4. período pós-efeitos Tetralogia da icterícia: ①Hyperkinesia: movimentos involuntários, sem propósito e descoordenados ocorrem frequentemente. (ii) Perturbação oculomotora: rotação do olho para cima, formando olhos ao pôr-do-sol. (iii) Deficiência auditiva: surdez e perda de audição a sons de alta frequência. (iv) Displasia do esmalte dentário: os dentes são verdes ou castanhos escuros. Pode também haver sequelas como paralisia cerebral, retardamento mental, convulsões, fraqueza em levantar a cabeça e salivação.
Tratamento
A fototerapia é uma forma simples e eficaz de reduzir a bilirrubina não conjugada no soro.
(1) Princípio: A bilirrubina não conjugada é convertida em isómeros solúveis em água pela acção da luz e excretada na bílis e na urina. Luz azul com um comprimento de onda de 425-475nm e luz verde com um comprimento de onda de 510-530nm são mais eficazes, e a luz fluorescente ou luz solar também é eficaz. A terapia com luz funciona principalmente em tecidos superficiais da pele, pelo que a subsidência da icterícia cutânea não indica bilirrubina normal não conjugada do soro.

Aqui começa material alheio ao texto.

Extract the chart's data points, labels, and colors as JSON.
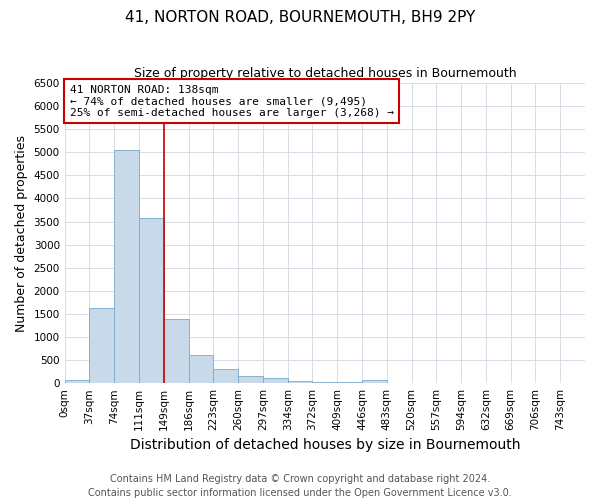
{
  "title": "41, NORTON ROAD, BOURNEMOUTH, BH9 2PY",
  "subtitle": "Size of property relative to detached houses in Bournemouth",
  "xlabel": "Distribution of detached houses by size in Bournemouth",
  "ylabel": "Number of detached properties",
  "footer_line1": "Contains HM Land Registry data © Crown copyright and database right 2024.",
  "footer_line2": "Contains public sector information licensed under the Open Government Licence v3.0.",
  "bin_labels": [
    "0sqm",
    "37sqm",
    "74sqm",
    "111sqm",
    "149sqm",
    "186sqm",
    "223sqm",
    "260sqm",
    "297sqm",
    "334sqm",
    "372sqm",
    "409sqm",
    "446sqm",
    "483sqm",
    "520sqm",
    "557sqm",
    "594sqm",
    "632sqm",
    "669sqm",
    "706sqm",
    "743sqm"
  ],
  "bar_values": [
    75,
    1620,
    5060,
    3570,
    1390,
    610,
    305,
    155,
    110,
    55,
    30,
    25,
    60,
    0,
    0,
    0,
    0,
    0,
    0,
    0,
    0
  ],
  "bar_color": "#c8d9ea",
  "bar_edge_color": "#7aaac8",
  "vline_color": "#cc0000",
  "vline_x": 4,
  "annotation_title": "41 NORTON ROAD: 138sqm",
  "annotation_line1": "← 74% of detached houses are smaller (9,495)",
  "annotation_line2": "25% of semi-detached houses are larger (3,268) →",
  "annotation_box_color": "#ffffff",
  "annotation_border_color": "#cc0000",
  "ylim": [
    0,
    6500
  ],
  "yticks": [
    0,
    500,
    1000,
    1500,
    2000,
    2500,
    3000,
    3500,
    4000,
    4500,
    5000,
    5500,
    6000,
    6500
  ],
  "grid_color": "#d0d8e0",
  "title_fontsize": 11,
  "subtitle_fontsize": 9,
  "axis_label_fontsize": 9,
  "tick_fontsize": 7.5,
  "annotation_fontsize": 8,
  "footer_fontsize": 7
}
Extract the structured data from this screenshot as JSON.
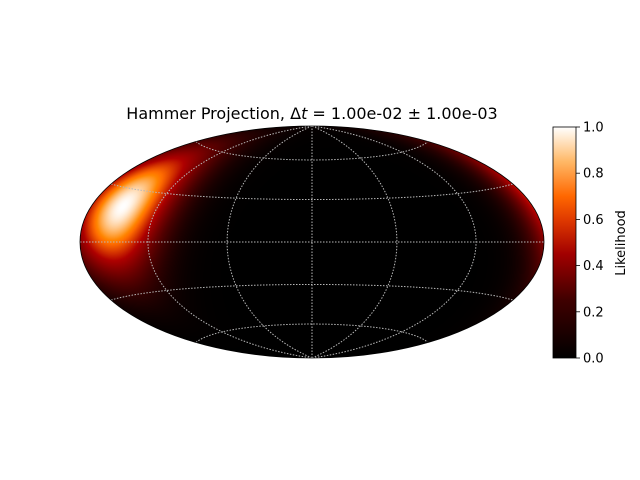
{
  "chart_data": {
    "type": "heatmap",
    "projection": "hammer",
    "title": "Hammer Projection, Δt = 1.00e-02 ± 1.00e-03",
    "title_parts": {
      "prefix": "Hammer Projection, ",
      "delta": "Δ",
      "t": "t",
      "rest": " = 1.00e-02 ± 1.00e-03"
    },
    "grid": true,
    "graticule": {
      "meridians_deg": [
        -180,
        -120,
        -60,
        0,
        60,
        120,
        180
      ],
      "parallels_deg": [
        -60,
        -30,
        0,
        30,
        60
      ]
    },
    "likelihood_peak": {
      "lon_deg": -150,
      "lat_deg": 20,
      "sigma_deg": 25,
      "value": 1.0
    },
    "colormap": "gist_heat",
    "colorbar": {
      "label": "Likelihood",
      "range": [
        0.0,
        1.0
      ],
      "ticks": [
        "0.0",
        "0.2",
        "0.4",
        "0.6",
        "0.8",
        "1.0"
      ]
    },
    "colors": {
      "background": "#ffffff",
      "grid": "#b8b8b8",
      "outline": "#000000"
    }
  }
}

(2) Equipamento: Existem principalmente caixas de fototerapia, lâmpadas de fototerapia e cobertores de fototerapia. A caixa de fototerapia é adequada para luz unilateral 160W, luz bilateral 320W, luz bilateral é melhor que luz unilateral; a distância entre a lâmpada superior e inferior da cama é de 1000px e 500px respectivamente; a energia da lâmpada de luz azul é reduzida em 20% durante 300 horas, 35% durante 900 horas e 45% durante 2000 horas; ao iluminar, os olhos da criança são protegidos com escudos oculares pretos para evitar danos na retina, excepto no períneo e no ânus Os olhos da criança são protegidos com escudos oculares negros para evitar danificar a retina, excepto o períneo e o ânus, que estão cobertos de fraldas, e os restantes são expostos.
(3) Indicações: (1) Crianças em geral com bilirrubina sérica total >205umol/L (12mg/d1), ELBW >85/umol/L (5mg/d1), VLBW >103/umol/L (6rng/d1); (2) Crianças com doença hemolítica neonatal, bilirrubina sérica total pós-natal >85umol
(5mg/d1). Além disso, a fototerapia profiláctica tem sido defendida para o ELBW após o nascimento.
2. terapia com fármacos
(i) Albumina: transfusão de plasma 10-20ml/kg ou albumina lg/kg cada vez para aumentar a sua associação com a bilirrubina não conjugada e reduzir a ocorrência de encefalopatia de bilirrubina. (ii) Correcção da acidose metabólica: aplicar 5% de bicarbonato de sódio para aumentar o pH do sangue para facilitar a associação da bilirrubina não conjugada com a albumina. ③Hepatic indutor enzimático: utilizar normalmente fenobarbital 5mg/kg diário em 2-3 doses orais durante 4-5 dias, adicionar também Niclosamida 100mg/kg diário em 2-3 doses orais durante 4-5 dias para aumentar a produção de UDPGT e a capacidade do fígado de tomar bilirrubina não conjugada. (4) Imunoglobulina intravenosa: lg/kg, administrada por via intravenosa durante 6-8 horas, é clinicamente eficaz quando aplicada precocemente e inibe a destruição fagocitária dos eritrócitos sensibilizados.
3. terapia de troca de sangue (trocaetransfusão)
(1) Efeitos: Trocar parte do sangue por anticorpos livres e glóbulos vermelhos alergénicos para reduzir a hemólise; trocar uma grande quantidade de bilirrubina no sangue para prevenir a encefalopatia de bilirrubina; corrigir a anemia, melhorar o transporte de oxigénio e prevenir a insuficiência cardíaca.
(2) Indicações: a maioria das doenças hemolíticas Rh e algumas doenças hemolíticas ABO graves devem ser substituídas se alguma das seguintes indicações estiver presente
(1) O diagnóstico foi claramente feito antes do nascimento, e a bilirrubina total do sangue do cordão umbilical é >68umol/L (4mg/d1) e a hemoglobina é inferior a 120g/L, com edema, hepatoesplenomegalia e insuficiência cardíaca; (2) A bilirrubina sobe >12umol/L (0,7mg/d1) por hora nas 12 horas após o nascimento; (3) A bilirrubina total atingiu 342umol/L (20mg/dl); (4) Independentemente (iv) aqueles com manifestações iniciais de encefalopatia de bilirrubina, independentemente do nível de bilirrubina sérica. As indicações devem ser relaxadas para bebés prematuros pequenos, aqueles com hipoxia e acidose combinadas, ou aqueles com hemólise grave na gravidez anterior.